Cyberveiligheid moet een zorg van iedereen zijn

Stijn Fockedey
Stijn Fockedey Hoofdredacteur a.i.

Cyberveiligheid is in België nog te veel een zaak waar alleen maar de IT-afdeling mee bezig is. Nochtans is de potentiële schade zo groot dat het topmanagement er wel aandacht voor moet hebben.

Voor bedrijfsleiders en leden van de raad van bestuur is cyberveiligheid al te vaak een ver-van-mijn-bedshow. De materie is zeer technisch en bovendien is de schade van cyberincidenten vaak niet tastbaar genoeg. Tot het over de eigen portemonnee gaat. “Soms kunnen we bij de voorstelling van onze audit over een bedrijf vertellen dat we communicatie hebben onderschept over bijvoorbeeld aandelenopties”, glimlacht Andy Deprez van het zakelijkadviesbureau EY, het vroegere Ernst & Young. “En dat we door een beveiligingslek weten hoeveel opties iedereen heeft. Ik kan u verzekeren dat iedereen dan de oren spitst.”

EY test de veiligheid van IT-processen van ondernemingen en andere organisaties altijd op hun eigen vraag. Het adviesbureau schakelt daarvoor ‘ethische hackers’ in die de zwakke plekken in IT-systemen opsporen, opdat de lekken gedicht kunnen worden. In veel gevallen weten bedrijven niet of hun systemen voldoende beveiligd zijn. Nochtans spelen IT-processen een steeds belangrijkere rol in hun dagelijkse werking. Het dringt vaak ook niet door dat het uitlekken van zelfs ogenschijnlijk onschuldige informatie zware gevolgen kan hebben. Er zijn gevallen bekend van cybercriminelen die goederen konden ophalen, nadat ze simpelweg een ordernummer hadden gestolen.

Incidenten zijn nuttig

Cyberveiligheid mag niet enkel het ding zijn van de computerspecialisten in een organisatie, maar ook van de leiding.
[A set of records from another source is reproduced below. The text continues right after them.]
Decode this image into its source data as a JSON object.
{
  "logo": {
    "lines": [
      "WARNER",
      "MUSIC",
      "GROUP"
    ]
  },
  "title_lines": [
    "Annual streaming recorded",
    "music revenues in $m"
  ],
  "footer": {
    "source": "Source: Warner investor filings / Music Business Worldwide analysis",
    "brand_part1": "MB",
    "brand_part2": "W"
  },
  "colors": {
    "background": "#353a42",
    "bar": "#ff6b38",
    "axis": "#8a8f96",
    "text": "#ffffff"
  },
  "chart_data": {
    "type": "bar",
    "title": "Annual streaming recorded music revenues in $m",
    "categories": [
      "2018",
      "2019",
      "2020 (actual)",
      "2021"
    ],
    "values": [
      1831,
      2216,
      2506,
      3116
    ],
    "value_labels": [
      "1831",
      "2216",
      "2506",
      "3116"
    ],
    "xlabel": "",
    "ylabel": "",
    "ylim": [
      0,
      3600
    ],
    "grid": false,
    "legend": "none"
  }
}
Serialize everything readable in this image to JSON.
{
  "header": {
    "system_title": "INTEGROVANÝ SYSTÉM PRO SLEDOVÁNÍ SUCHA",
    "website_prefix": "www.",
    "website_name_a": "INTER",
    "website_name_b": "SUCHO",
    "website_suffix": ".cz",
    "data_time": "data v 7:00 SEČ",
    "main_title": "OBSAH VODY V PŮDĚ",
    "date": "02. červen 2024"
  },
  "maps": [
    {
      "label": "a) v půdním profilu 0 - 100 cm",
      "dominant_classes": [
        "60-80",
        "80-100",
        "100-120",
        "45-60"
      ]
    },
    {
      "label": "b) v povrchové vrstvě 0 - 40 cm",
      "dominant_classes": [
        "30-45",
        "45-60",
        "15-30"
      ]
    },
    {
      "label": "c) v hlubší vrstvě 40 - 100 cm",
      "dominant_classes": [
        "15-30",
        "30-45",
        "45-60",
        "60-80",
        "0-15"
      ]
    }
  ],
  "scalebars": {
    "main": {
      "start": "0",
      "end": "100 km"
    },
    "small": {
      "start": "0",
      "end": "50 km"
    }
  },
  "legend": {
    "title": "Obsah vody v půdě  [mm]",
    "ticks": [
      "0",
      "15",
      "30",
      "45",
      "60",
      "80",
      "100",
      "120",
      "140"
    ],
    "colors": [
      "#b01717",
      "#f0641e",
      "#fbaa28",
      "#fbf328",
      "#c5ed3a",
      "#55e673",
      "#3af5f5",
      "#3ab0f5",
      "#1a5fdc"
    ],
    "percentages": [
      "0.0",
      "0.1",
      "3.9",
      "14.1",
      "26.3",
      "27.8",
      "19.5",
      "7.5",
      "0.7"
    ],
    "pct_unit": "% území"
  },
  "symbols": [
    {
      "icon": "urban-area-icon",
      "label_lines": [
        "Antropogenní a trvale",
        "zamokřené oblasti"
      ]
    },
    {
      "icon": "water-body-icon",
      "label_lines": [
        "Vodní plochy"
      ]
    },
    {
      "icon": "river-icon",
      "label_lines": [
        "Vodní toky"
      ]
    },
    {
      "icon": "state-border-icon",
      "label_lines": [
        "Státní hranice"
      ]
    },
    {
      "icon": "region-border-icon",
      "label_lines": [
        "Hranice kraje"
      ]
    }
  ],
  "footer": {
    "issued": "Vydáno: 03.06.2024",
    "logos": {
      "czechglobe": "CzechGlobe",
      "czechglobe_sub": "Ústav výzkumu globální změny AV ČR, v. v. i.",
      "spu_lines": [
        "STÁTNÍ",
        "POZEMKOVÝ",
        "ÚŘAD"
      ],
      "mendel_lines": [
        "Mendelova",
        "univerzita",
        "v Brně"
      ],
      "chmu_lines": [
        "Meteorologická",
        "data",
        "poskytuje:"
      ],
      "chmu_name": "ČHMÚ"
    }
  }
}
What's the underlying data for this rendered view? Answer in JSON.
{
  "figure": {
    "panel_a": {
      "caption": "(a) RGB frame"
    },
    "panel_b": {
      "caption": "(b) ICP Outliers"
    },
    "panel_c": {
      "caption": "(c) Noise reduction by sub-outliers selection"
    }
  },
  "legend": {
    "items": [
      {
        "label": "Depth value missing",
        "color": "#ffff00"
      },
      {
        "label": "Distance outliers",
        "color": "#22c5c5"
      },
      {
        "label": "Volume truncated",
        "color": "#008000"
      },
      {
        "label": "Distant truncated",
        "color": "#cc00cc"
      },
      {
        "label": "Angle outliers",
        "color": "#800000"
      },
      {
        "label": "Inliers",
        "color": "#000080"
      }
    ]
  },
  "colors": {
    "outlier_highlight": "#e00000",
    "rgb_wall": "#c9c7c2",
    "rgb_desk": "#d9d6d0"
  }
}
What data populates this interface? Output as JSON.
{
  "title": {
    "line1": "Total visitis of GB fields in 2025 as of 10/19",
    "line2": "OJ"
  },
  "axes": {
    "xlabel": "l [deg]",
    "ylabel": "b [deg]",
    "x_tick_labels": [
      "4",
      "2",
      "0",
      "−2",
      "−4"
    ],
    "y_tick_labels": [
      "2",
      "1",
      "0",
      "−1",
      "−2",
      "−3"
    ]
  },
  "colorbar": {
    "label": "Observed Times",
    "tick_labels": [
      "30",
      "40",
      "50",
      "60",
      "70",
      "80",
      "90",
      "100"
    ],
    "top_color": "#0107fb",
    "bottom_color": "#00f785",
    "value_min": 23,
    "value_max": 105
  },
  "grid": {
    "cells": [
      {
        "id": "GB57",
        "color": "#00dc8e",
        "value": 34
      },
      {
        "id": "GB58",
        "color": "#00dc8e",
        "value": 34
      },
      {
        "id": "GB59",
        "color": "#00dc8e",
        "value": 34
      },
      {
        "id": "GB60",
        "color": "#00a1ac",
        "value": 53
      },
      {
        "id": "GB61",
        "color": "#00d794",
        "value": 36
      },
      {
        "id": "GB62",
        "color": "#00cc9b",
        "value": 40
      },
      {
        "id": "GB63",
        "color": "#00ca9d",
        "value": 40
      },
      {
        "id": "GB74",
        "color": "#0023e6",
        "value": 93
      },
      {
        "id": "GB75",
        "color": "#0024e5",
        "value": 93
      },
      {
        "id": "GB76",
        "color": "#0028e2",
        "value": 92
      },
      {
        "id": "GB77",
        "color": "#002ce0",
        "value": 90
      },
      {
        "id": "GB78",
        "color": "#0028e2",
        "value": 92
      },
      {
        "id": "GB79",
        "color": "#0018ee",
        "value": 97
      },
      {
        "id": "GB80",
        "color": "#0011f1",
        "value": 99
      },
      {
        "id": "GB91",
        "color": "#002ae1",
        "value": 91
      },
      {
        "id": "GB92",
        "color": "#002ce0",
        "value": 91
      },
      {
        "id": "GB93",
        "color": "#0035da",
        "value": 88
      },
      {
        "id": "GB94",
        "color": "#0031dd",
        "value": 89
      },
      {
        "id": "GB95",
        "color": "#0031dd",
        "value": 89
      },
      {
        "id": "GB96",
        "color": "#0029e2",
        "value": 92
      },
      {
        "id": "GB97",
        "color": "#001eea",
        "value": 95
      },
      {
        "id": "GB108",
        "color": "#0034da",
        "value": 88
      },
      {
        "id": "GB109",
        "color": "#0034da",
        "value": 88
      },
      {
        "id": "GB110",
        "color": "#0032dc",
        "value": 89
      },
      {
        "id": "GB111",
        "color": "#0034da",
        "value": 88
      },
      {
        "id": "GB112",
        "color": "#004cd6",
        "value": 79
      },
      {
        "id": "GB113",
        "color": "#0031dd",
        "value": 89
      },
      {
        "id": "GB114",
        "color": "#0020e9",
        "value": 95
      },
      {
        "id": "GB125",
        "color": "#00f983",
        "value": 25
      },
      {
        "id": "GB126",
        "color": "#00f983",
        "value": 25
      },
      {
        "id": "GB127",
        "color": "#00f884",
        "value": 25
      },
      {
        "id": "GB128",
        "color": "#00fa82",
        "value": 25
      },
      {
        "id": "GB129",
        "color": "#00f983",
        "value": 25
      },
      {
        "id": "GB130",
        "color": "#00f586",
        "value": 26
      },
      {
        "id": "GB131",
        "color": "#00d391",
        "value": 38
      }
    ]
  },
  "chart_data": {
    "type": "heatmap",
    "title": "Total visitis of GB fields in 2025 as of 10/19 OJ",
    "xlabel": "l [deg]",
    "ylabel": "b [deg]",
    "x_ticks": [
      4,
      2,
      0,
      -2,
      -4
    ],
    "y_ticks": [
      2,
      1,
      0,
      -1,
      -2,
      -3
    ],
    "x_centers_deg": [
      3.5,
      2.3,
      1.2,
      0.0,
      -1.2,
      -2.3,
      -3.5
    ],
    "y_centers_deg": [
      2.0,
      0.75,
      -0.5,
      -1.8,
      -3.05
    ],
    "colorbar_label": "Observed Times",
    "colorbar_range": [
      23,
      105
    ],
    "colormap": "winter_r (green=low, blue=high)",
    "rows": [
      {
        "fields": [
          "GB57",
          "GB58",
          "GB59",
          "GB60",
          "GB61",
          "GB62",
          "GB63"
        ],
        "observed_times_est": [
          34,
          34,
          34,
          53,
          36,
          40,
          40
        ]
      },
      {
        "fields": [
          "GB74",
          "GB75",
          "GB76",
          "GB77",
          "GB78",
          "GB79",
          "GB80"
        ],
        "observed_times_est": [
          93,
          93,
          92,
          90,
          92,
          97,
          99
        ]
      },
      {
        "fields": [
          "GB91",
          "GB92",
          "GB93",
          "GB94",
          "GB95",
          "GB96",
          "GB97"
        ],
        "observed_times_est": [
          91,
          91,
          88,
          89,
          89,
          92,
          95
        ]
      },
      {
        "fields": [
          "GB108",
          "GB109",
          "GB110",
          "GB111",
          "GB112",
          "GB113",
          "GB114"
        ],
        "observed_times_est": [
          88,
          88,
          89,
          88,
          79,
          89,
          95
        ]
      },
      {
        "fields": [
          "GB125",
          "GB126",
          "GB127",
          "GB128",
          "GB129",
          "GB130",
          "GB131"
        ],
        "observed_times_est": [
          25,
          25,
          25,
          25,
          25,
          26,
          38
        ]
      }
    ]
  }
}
In België gaat het stilaan de goede kant uit. Dat blijkt uit de Global Information Security Survey van EY. Die jaarlijkse enquête gebeurde in 2013 bij 1900 bedrijfsleiders en hogere kaderleden in heel de wereld. Er waren 44 Belgische respondenten, een representatieve mix van grote en minder grote organisaties uit verschillende sectoren. Uit de Belgische resultaten (zie kader) blijkt dat 25 procent van de beveiligingsexperts een prominentere plaats heeft gekregen in het organigram. Bij het vorige onderzoek rapporteerde nog geen enkele IT-expert rechtstreeks aan de bedrijfstop. Die verhoogde waakzaamheid bij het topmanagement komt niks te vroeg. 40 procent van de Belgische respondenten meldt dat ze het voorbije jaar een stijging van het aantal cyberincidenten noteerden van minstens 5 procent.

“Zo’n beveiligingsincident is natuurlijk niet leuk, maar vaak wel nuttig”, vertelt Kristof Dewulf van EY. “De getroffen bedrijven maken dan van cyberbeveiliging een prioriteit. Maar eigenlijk moeten ze proactief leren te denken. Bij de ontwikkeling van IT-processen moet ook nagedacht worden over hun beveiliging.” Meer en meer wordt het cyberveiligheidsbeleid afgetoetst aan internationale kwaliteitsnormen en standaarden. Die normen hebben uitgebreide en gedetailleerde lastenboeken en gaan soms gepaard met jaarlijkse audits.

Ondanks al die voorzorgsmaatregelen kan het toch mislopen. Verzekeringsmaatschappijen bieden daarom sinds kort producten aan waarmee bedrijven zich kunnen indekken tegen cyberrisico’s. “Maar het is de vraag of die risico’s wel goed in te schatten zijn”, vertelt Dewulf. “39 procent van de Belgische bedrijven zegt dat ze het afgelopen jaar maximaal 37.000 euro hebben verloren door cyber-incidenten. Maar een even groot percentage heeft ingevuld dat ze niet weten hoeveel de economische schade is, laat staan de reputatieschade.”